I was disturbed to notice that some mitigating circumstances in the case of Yakub Memon and some other members of the family were probably not brought to the notice of the court by the prosecution and that the prosecution did not suggest to the court that these circumstances should be taken into consideration while deciding on the punishment to be awarded to them. In their eagerness to obtain the death penalty, the fact that there were mitigating circumstances do not appear to have been highlighted.
It was an outstanding piece of investigation by the Mumbai police and the Central Bureau of Investigation, with the excellent help of the IB. The nation ought to be proud of the officers who handled the investigation and prosecution, for their outstanding success in painstakingly collecting all the relevant evidence and placing before the court a watertight case.
The aura surrounding them would have shone even brighter had they taken the initiative in underlining before the court that there were some mitigating circumstances and that keeping those circumstances in view, they would refrain from asking for the death penalty even though perpetrators of such barbaric acts of terrorism deserve the death penalty.
The prosecution was right in saying that Yakub was arrested in Old Delhi. Yakub was right in claiming that he was not arrested in Old Delhi. In July 1994, some weeks before my retirement, he was informally picked up in Kathmandu, with the help of the Nepal police, driven across Nepal to a town in Indian territory, flown to Delhi by an aircraft of the Aviation Research Centre and formally arrested in Old Delhi by the investigating authorities and taken into custody for interrogation. The entire operation was coordinated by me.
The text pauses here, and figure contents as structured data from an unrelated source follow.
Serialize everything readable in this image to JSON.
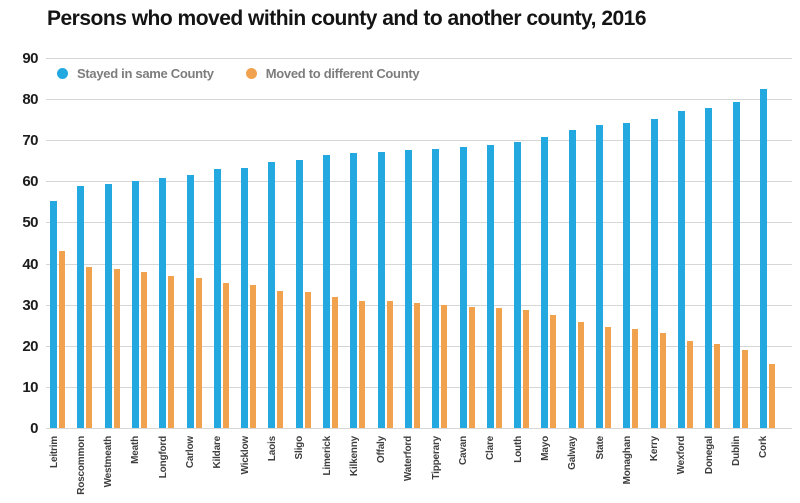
{
  "title": "Persons who moved within county and to another county, 2016",
  "colors": {
    "stayed_blue": "#23a8df",
    "moved_orange": "#f0a24e",
    "grid": "#d6d6d6",
    "title_text": "#141414",
    "axis_text": "#1c1c1c",
    "legend_text": "#7d7d7d",
    "background": "#ffffff"
  },
  "chart_data": {
    "type": "bar",
    "title": "Persons who moved within county and to another county, 2016",
    "categories": [
      "Leitrim",
      "Roscommon",
      "Westmeath",
      "Meath",
      "Longford",
      "Carlow",
      "Kildare",
      "Wicklow",
      "Laois",
      "Sligo",
      "Limerick",
      "Kilkenny",
      "Offaly",
      "Waterford",
      "Tipperary",
      "Cavan",
      "Clare",
      "Louth",
      "Mayo",
      "Galway",
      "State",
      "Monaghan",
      "Kerry",
      "Wexford",
      "Donegal",
      "Dublin",
      "Cork"
    ],
    "series": [
      {
        "name": "Stayed in same County",
        "color": "#23a8df",
        "values": [
          55.2,
          58.8,
          59.3,
          60.2,
          60.8,
          61.5,
          63.0,
          63.3,
          64.6,
          65.1,
          66.3,
          67.0,
          67.2,
          67.6,
          67.9,
          68.4,
          68.9,
          69.5,
          70.8,
          72.5,
          73.7,
          74.3,
          75.1,
          77.1,
          77.8,
          79.4,
          82.5
        ]
      },
      {
        "name": "Moved to different County",
        "color": "#f0a24e",
        "values": [
          43.1,
          39.2,
          38.6,
          38.0,
          37.0,
          36.6,
          35.2,
          34.8,
          33.3,
          33.1,
          31.8,
          31.0,
          30.9,
          30.4,
          30.0,
          29.5,
          29.2,
          28.7,
          27.4,
          25.9,
          24.6,
          24.0,
          23.1,
          21.1,
          20.4,
          18.9,
          15.5
        ]
      }
    ],
    "xlabel": "",
    "ylabel": "",
    "ylim": [
      0,
      90
    ],
    "yticks": [
      0,
      10,
      20,
      30,
      40,
      50,
      60,
      70,
      80,
      90
    ],
    "grid": true,
    "legend_position": "top-left",
    "x_tick_rotation": -90
  }
}
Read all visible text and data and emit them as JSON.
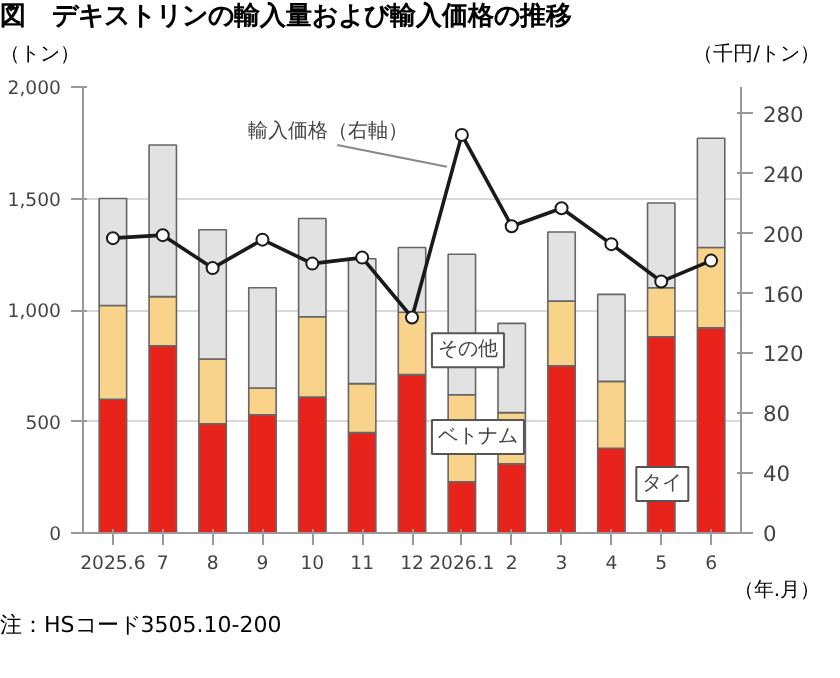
{
  "chart_data": {
    "type": "bar",
    "title": "図　デキストリンの輸入量および輸入価格の推移",
    "ylabel": "（トン）",
    "y2label": "（千円/トン）",
    "xlabel": "（年.月）",
    "annotations": [
      "注：HSコード3505.10-200"
    ],
    "categories": [
      "2025.6",
      "7",
      "8",
      "9",
      "10",
      "11",
      "12",
      "2026.1",
      "2",
      "3",
      "4",
      "5",
      "6"
    ],
    "stacked": true,
    "grid": "y",
    "ylim": [
      0,
      2000
    ],
    "yticks": [
      0,
      500,
      {
        "value": 1000,
        "label": "1,000"
      },
      {
        "value": 1500,
        "label": "1,500"
      },
      {
        "value": 2000,
        "label": "2,000"
      }
    ],
    "y2lim": [
      0,
      298
    ],
    "y2ticks": [
      0,
      40,
      80,
      120,
      160,
      200,
      240,
      280
    ],
    "series": [
      {
        "name": "タイ",
        "color": "#e8231c",
        "values": [
          600,
          840,
          490,
          530,
          610,
          450,
          710,
          230,
          310,
          750,
          380,
          880,
          920
        ]
      },
      {
        "name": "ベトナム",
        "color": "#f9d38a",
        "values": [
          420,
          220,
          290,
          120,
          360,
          220,
          280,
          390,
          230,
          290,
          300,
          220,
          360
        ]
      },
      {
        "name": "その他",
        "color": "#e2e2e2",
        "values": [
          480,
          680,
          580,
          450,
          440,
          560,
          290,
          630,
          400,
          310,
          390,
          380,
          490
        ]
      },
      {
        "name": "輸入価格（右軸）",
        "type": "line",
        "axis": "y2",
        "color": "#1a1a1a",
        "marker": "circle",
        "line_style": "solid",
        "values": [
          197,
          199,
          177,
          196,
          180,
          184,
          144,
          266,
          205,
          217,
          193,
          168,
          182
        ]
      }
    ]
  }
}
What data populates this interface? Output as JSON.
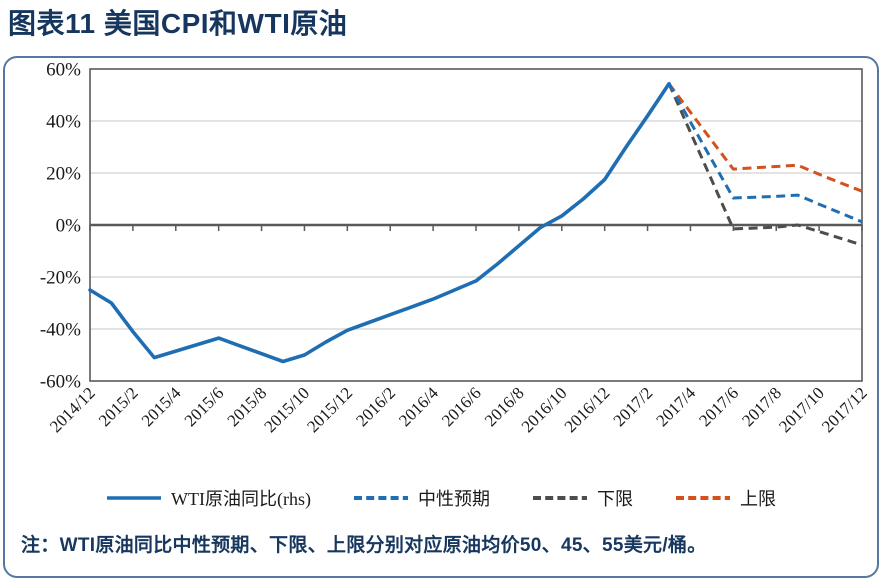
{
  "header": {
    "title": "图表11 美国CPI和WTI原油"
  },
  "note": {
    "text": "注：WTI原油同比中性预期、下限、上限分别对应原油均价50、45、55美元/桶。"
  },
  "chart_data": {
    "type": "line",
    "title": "美国CPI和WTI原油",
    "xlabel": "",
    "ylabel": "",
    "ylim": [
      -60,
      60
    ],
    "y_tick_step": 20,
    "y_tick_format": "percent",
    "grid": "horizontal",
    "legend_position": "bottom",
    "axis_color": "#595959",
    "grid_color": "#D2D2D2",
    "x_label_every": 2,
    "x": [
      "2014/12",
      "2015/1",
      "2015/2",
      "2015/3",
      "2015/4",
      "2015/5",
      "2015/6",
      "2015/7",
      "2015/8",
      "2015/9",
      "2015/10",
      "2015/11",
      "2015/12",
      "2016/1",
      "2016/2",
      "2016/3",
      "2016/4",
      "2016/5",
      "2016/6",
      "2016/7",
      "2016/8",
      "2016/9",
      "2016/10",
      "2016/11",
      "2016/12",
      "2017/1",
      "2017/2",
      "2017/3",
      "2017/4",
      "2017/5",
      "2017/6",
      "2017/7",
      "2017/8",
      "2017/9",
      "2017/10",
      "2017/11",
      "2017/12"
    ],
    "x_tick_labels": [
      "2014/12",
      "2015/2",
      "2015/4",
      "2015/6",
      "2015/8",
      "2015/10",
      "2015/12",
      "2016/2",
      "2016/4",
      "2016/6",
      "2016/8",
      "2016/10",
      "2016/12",
      "2017/2",
      "2017/4",
      "2017/6",
      "2017/8",
      "2017/10",
      "2017/12"
    ],
    "series": [
      {
        "name": "WTI原油同比(rhs)",
        "style": "solid",
        "color": "#1F6EB4",
        "values": [
          -25,
          -30,
          -41,
          -51,
          -48.5,
          -46,
          -43.5,
          -46.5,
          -49.5,
          -52.5,
          -50,
          -45,
          -40.5,
          -37.5,
          -34.5,
          -31.5,
          -28.5,
          -25,
          -21.5,
          -15,
          -8,
          -1,
          3.5,
          10,
          17.5,
          30,
          42,
          54.3,
          null,
          null,
          null,
          null,
          null,
          null,
          null,
          null,
          null
        ]
      },
      {
        "name": "中性预期",
        "style": "dashed",
        "color": "#1F6EB4",
        "values": [
          null,
          null,
          null,
          null,
          null,
          null,
          null,
          null,
          null,
          null,
          null,
          null,
          null,
          null,
          null,
          null,
          null,
          null,
          null,
          null,
          null,
          null,
          null,
          null,
          null,
          null,
          null,
          54.3,
          39.6,
          25,
          10.4,
          10.7,
          11,
          11.5,
          8,
          4.6,
          1.2
        ]
      },
      {
        "name": "下限",
        "style": "dashed",
        "color": "#4D4D4D",
        "values": [
          null,
          null,
          null,
          null,
          null,
          null,
          null,
          null,
          null,
          null,
          null,
          null,
          null,
          null,
          null,
          null,
          null,
          null,
          null,
          null,
          null,
          null,
          null,
          null,
          null,
          null,
          null,
          54.3,
          35.7,
          17.1,
          -1.5,
          -1.2,
          -0.8,
          0,
          -2.5,
          -5.1,
          -7.7
        ]
      },
      {
        "name": "上限",
        "style": "dashed",
        "color": "#D4511E",
        "values": [
          null,
          null,
          null,
          null,
          null,
          null,
          null,
          null,
          null,
          null,
          null,
          null,
          null,
          null,
          null,
          null,
          null,
          null,
          null,
          null,
          null,
          null,
          null,
          null,
          null,
          null,
          null,
          54.3,
          43.4,
          32.4,
          21.5,
          22,
          22.5,
          23,
          19.5,
          16.2,
          13
        ]
      }
    ]
  }
}
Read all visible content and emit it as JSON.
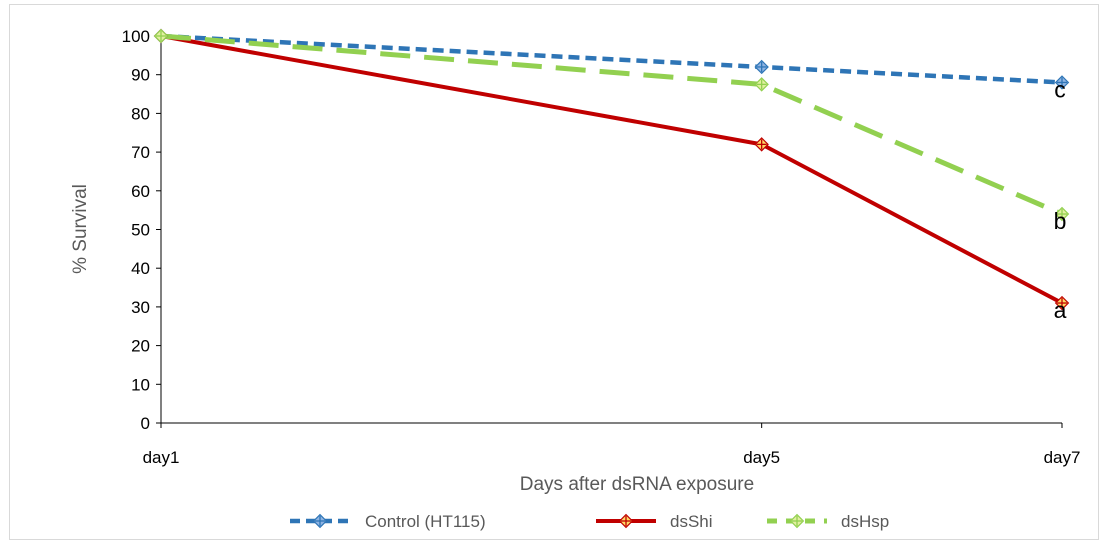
{
  "chart_data": {
    "type": "line",
    "title": "",
    "xlabel": "Days after dsRNA exposure",
    "ylabel": "% Survival",
    "ylim": [
      0,
      100
    ],
    "yticks": [
      0,
      10,
      20,
      30,
      40,
      50,
      60,
      70,
      80,
      90,
      100
    ],
    "categories": [
      "day1",
      "day5",
      "day7"
    ],
    "grid": false,
    "legend_position": "bottom",
    "series": [
      {
        "name": "Control (HT115)",
        "values": [
          100,
          92,
          88
        ],
        "color": "#2e75b6",
        "marker_color": "#8fb4e3",
        "dash": "short-dash",
        "annotation": "c"
      },
      {
        "name": "dsShi",
        "values": [
          100,
          72,
          31
        ],
        "color": "#c00000",
        "marker_color": "#ffd966",
        "dash": "solid",
        "annotation": "a"
      },
      {
        "name": "dsHsp",
        "values": [
          100,
          87.5,
          54
        ],
        "color": "#92d050",
        "marker_color": "#e2f0a0",
        "dash": "long-dash",
        "annotation": "b"
      }
    ]
  }
}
He had come to Kathmandu secretly from Karachi to consult a relative and a lawyer on the advisability of some members of the Memon family, including himself, who felt uncomfortable with Pakistan’s Inter-Services Intelligence, returning to India and surrendering to the Mumbai police. The relative and the lawyer advised him against surrender due to a fear that justice might not be done to them. They advised Yakub to go back to Karachi.
Before he could board the flight to Karachi, he was picked up by the Nepal police on suspicion, identified and rapidly moved to India.
He cooperated with the investigating agencies and assisted them by persuading some other members of the Memon family to flee from the protection of the ISI in Karachi to Dubai and surrender to the Indian authorities. The Dubai part of the operation was coordinated by a senior officer of the IB, who was then on deputation to the ministry of external affairs. Neither the R&AW nor I had any role in the Dubai part of the operation.
The cooperation of Yakub with the investigating agencies after he was picked up informally in Kathmandu and his role in persuading some other members of the family to come out of Pakistan and surrender constitute, in my view, a strong mitigating circumstance to be taken into consideration while considering whether the death penalty should be implemented.
There is not an iota of doubt about the involvement of Yakub and other members of the family in the conspiracy and their cooperation with the ISI till July 1994. In normal circumstances, Yakub would have deserved the death penalty if one only took into consideration his conduct and role before July 1994.
But if one also takes into consideration his conduct and role after he was informally picked up in Kathmandu, there is a strong case for having second thoughts about the suitability of the death penalty in the subsequent stages of the case.